Konfliktbewältigung in Projekten
Konfliktbewältigung in Projekten
Problem erkannt - Problem gebannt? Nein, keineswegs. Häufig werden Konflikte in Projekten, die den Beteiligten seit längerem bekannt sind, nicht gelöst. Allein die Kenntnis der Konfliktursachen und die Ausarbeitung von geeigneten Maßnahmen reichen in manchen Fällen nicht aus, um Konflikte zu lösen. Man muss auch der Frage nachgehen, wie Konflikte stabil bleiben bzw. stabilisiert werden. Manche Personen und Gruppen haben ein "gutes Repertoire" entwickelt, Konflikte nicht zu lösen. Für die Praxis ist es wichtig, dieses Repertoire zu verstehen, um nicht darauf hereinzufallen.
Die Stabilität von Konflikten verstehen
Folgende Strategien dienen dazu, Konflikte zu stabilisieren.
Man spricht nicht darüber
Die einfachste Methode zuerst: Solange es geht, sich nicht mit dem Problem auseinandersetzen bzw. nicht darüber reden. Am besten alles unter den Teppich kehren, auf diese Weise umgeht man die Auseinadersetzung. Dieses Konfliktvermeidungsverhalten kann nach dem Motto "Aussitzen ist auch eine Methode" bewusst eingesetzt werden oder im Sinne der Verdrängung bzw. Verleugnung von Problemen unbewusst geschehen.
Was können Projektleiter oder Projektmitarbeiter in diesen Fällen tun? Die geeignete Maßnahme ist in aller Regel, das Problem sachlich und klar anzusprechen. Dabei sollte darauf geachtet werden, ob das Thema unter vier Augen oder in der Gruppe geklärt werden muss. In bilateralen Gesprächen lassen sich Probleme oft besser lösen, da ein Gesichtsverlust gegenüber der Gruppe vermieden wird.
"Geschickte" Wahl von Ort und Zeit
Wenn sich Diskussionen wirklich nicht mehr umgehen lassen, greifen manche Personen auf eines zurück: Klärungsgespräche werden kurz vor Feierabend oder vor einem wichtigen Meeting im Sitzungsraum anberaumt, mit dem Risiko, dass Dritte das Gespräch stören. Auf diese Weise lassen sich die Probleme hervorragend stabilisieren und sogar noch verstärken.

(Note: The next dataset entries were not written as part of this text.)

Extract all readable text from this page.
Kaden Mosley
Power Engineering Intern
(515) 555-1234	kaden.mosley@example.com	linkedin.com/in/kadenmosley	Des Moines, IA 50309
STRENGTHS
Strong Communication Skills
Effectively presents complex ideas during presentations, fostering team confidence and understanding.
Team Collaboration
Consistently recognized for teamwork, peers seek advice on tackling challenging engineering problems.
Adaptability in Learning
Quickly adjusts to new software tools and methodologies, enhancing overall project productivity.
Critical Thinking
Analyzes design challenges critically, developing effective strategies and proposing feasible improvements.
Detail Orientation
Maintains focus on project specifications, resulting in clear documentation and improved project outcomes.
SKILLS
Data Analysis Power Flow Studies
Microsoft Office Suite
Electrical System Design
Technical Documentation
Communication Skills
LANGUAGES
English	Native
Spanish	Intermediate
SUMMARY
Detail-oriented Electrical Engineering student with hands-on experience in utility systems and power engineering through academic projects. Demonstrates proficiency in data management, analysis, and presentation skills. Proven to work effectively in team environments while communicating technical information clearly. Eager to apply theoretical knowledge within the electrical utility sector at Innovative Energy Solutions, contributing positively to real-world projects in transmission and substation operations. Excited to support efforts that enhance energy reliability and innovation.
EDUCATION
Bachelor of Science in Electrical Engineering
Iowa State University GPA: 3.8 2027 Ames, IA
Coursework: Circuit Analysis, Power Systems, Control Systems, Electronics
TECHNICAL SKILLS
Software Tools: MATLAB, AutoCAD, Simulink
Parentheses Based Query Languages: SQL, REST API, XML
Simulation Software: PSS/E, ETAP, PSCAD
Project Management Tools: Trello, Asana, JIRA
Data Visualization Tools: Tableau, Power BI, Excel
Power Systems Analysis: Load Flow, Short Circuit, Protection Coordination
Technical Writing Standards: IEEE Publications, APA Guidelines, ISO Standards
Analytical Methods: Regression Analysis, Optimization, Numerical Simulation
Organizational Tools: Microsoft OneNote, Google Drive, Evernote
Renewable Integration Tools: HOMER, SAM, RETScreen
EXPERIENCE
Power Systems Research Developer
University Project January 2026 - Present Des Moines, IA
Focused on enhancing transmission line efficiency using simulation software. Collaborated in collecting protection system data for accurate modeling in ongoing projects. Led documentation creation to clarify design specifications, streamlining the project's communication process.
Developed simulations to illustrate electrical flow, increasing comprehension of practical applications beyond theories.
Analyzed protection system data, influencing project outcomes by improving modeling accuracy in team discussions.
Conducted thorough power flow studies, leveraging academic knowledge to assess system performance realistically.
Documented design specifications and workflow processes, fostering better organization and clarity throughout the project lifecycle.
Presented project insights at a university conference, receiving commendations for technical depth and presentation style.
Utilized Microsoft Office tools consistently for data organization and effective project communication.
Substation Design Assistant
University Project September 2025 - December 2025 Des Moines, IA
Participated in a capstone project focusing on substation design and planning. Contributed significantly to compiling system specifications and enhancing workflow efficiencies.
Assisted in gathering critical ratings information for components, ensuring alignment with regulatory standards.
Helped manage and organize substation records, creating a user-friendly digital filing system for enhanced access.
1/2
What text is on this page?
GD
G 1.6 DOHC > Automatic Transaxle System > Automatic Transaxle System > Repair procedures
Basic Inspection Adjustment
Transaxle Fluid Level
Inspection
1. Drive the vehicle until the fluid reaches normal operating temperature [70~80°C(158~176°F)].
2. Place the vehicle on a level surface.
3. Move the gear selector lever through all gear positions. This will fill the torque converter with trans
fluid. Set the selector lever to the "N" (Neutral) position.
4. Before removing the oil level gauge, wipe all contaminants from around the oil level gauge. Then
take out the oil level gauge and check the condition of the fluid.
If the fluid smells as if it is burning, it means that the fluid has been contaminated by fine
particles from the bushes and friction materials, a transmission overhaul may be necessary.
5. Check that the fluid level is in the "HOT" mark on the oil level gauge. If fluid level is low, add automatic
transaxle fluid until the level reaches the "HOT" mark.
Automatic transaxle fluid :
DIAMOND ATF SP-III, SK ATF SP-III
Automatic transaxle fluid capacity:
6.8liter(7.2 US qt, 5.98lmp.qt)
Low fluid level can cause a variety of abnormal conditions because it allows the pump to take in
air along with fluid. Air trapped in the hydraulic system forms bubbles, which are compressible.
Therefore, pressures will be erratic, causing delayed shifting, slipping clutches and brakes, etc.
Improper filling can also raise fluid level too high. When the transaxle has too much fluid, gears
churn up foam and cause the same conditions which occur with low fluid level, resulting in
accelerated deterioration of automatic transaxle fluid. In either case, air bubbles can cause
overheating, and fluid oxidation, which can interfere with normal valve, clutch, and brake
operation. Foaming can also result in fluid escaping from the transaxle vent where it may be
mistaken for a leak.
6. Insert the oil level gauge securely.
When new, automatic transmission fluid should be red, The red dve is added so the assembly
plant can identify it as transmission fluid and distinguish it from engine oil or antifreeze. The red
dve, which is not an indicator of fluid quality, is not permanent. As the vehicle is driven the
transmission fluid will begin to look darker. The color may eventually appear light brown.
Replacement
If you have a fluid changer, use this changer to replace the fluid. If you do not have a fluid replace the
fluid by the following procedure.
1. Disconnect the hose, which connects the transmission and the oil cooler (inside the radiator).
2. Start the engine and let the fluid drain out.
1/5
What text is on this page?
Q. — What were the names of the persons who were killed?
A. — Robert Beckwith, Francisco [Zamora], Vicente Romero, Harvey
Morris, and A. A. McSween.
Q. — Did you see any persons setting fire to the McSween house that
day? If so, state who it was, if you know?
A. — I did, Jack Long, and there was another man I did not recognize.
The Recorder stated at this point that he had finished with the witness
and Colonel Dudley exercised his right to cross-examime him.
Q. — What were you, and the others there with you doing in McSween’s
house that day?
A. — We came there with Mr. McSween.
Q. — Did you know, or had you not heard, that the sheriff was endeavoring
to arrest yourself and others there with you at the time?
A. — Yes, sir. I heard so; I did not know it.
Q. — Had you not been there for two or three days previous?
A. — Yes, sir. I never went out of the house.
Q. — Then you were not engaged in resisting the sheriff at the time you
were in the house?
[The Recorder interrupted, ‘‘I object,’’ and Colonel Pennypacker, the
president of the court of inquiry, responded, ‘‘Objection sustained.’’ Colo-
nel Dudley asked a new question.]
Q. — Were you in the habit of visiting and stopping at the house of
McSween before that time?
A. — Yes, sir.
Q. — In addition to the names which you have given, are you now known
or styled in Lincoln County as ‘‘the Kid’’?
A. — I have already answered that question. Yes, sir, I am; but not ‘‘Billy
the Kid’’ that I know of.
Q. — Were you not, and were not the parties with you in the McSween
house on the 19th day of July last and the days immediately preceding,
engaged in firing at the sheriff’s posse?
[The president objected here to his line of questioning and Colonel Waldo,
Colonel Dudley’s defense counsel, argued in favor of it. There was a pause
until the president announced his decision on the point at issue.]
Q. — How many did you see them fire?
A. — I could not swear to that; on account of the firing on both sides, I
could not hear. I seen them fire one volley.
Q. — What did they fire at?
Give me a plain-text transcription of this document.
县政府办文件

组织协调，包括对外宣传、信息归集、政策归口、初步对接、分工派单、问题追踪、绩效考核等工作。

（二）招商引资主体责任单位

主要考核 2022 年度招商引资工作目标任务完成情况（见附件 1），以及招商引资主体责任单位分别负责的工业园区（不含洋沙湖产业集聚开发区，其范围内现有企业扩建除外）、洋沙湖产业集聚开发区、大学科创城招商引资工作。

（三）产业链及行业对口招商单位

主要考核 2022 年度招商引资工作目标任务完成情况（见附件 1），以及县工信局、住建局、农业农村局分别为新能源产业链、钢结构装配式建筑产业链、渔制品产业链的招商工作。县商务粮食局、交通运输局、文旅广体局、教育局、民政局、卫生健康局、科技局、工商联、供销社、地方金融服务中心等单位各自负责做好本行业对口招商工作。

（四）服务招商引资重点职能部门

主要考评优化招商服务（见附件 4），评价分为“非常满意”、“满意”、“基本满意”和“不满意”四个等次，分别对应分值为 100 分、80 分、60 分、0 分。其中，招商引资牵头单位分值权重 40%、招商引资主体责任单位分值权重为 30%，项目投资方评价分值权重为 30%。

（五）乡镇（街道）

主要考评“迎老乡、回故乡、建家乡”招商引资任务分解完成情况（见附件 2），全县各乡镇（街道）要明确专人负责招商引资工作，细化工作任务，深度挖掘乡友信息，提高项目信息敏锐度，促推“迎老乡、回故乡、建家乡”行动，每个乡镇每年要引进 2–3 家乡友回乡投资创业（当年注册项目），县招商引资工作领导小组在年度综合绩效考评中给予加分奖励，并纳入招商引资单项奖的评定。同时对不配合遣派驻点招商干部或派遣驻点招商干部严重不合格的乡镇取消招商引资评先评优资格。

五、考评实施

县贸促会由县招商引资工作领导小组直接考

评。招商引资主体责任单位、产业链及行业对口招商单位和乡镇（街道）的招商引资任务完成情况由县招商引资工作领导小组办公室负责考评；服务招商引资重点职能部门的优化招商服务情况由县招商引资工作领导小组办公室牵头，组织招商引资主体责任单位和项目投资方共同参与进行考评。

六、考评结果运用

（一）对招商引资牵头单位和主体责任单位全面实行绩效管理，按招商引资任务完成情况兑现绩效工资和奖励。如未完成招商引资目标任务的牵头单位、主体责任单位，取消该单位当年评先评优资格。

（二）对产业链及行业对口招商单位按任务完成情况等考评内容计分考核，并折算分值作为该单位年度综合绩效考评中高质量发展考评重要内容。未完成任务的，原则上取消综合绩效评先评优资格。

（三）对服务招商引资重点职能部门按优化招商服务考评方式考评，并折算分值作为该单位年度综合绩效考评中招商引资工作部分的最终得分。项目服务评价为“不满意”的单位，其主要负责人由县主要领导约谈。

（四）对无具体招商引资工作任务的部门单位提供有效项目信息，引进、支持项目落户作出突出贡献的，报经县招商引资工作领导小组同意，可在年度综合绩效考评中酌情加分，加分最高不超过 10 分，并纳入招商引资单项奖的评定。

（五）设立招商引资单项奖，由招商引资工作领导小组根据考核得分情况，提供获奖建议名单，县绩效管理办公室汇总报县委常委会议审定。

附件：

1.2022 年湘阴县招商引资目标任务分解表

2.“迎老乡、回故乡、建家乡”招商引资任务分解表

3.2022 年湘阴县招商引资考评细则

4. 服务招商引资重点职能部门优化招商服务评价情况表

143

Für Konfliktlösungen kann es ganz entscheidend sein, dass alle Beteiligten mit dem Ort und dem Zeitpunkt des Klärungsgesprächs einverstanden sind. Das spielt nicht nur in der Politik eine Rolle, sondern gilt auch für den Alltag. Achten Sie deshalb auf Ort und Zeit von Konfliktgesprächen, lassen Sie sich - wann immer es geht - keine nachteilige Ausgangslage aufs Auge drücken.
Konflikt zerreden
Konflikte bleiben hervorragend stabil, indem die Beteiligten immer wieder darüber reden. Man weiß: Kommunikation ist wichtig und eine wirklich fundierte Konfliktlösung braucht eine fundierte Ursachenanalyse. Das Thema muss von allen Seiten immer wieder be- und durchleuchtet werden, schließlich will man Fehler vermeiden. Die Ursachenanalyse ist zwar ohne Zweifel wichtig, doch sich wiederholende Ursachenanalysen können auch dazu eingesetzt werden, um Entscheidungen zu vermeiden. Berichte, Gutachten, wiederholte Besprechungen oder Workshops sind Möglichkeiten, um die notwenige Entscheidung zu umgehen oder zumindest hinaus zu zögern.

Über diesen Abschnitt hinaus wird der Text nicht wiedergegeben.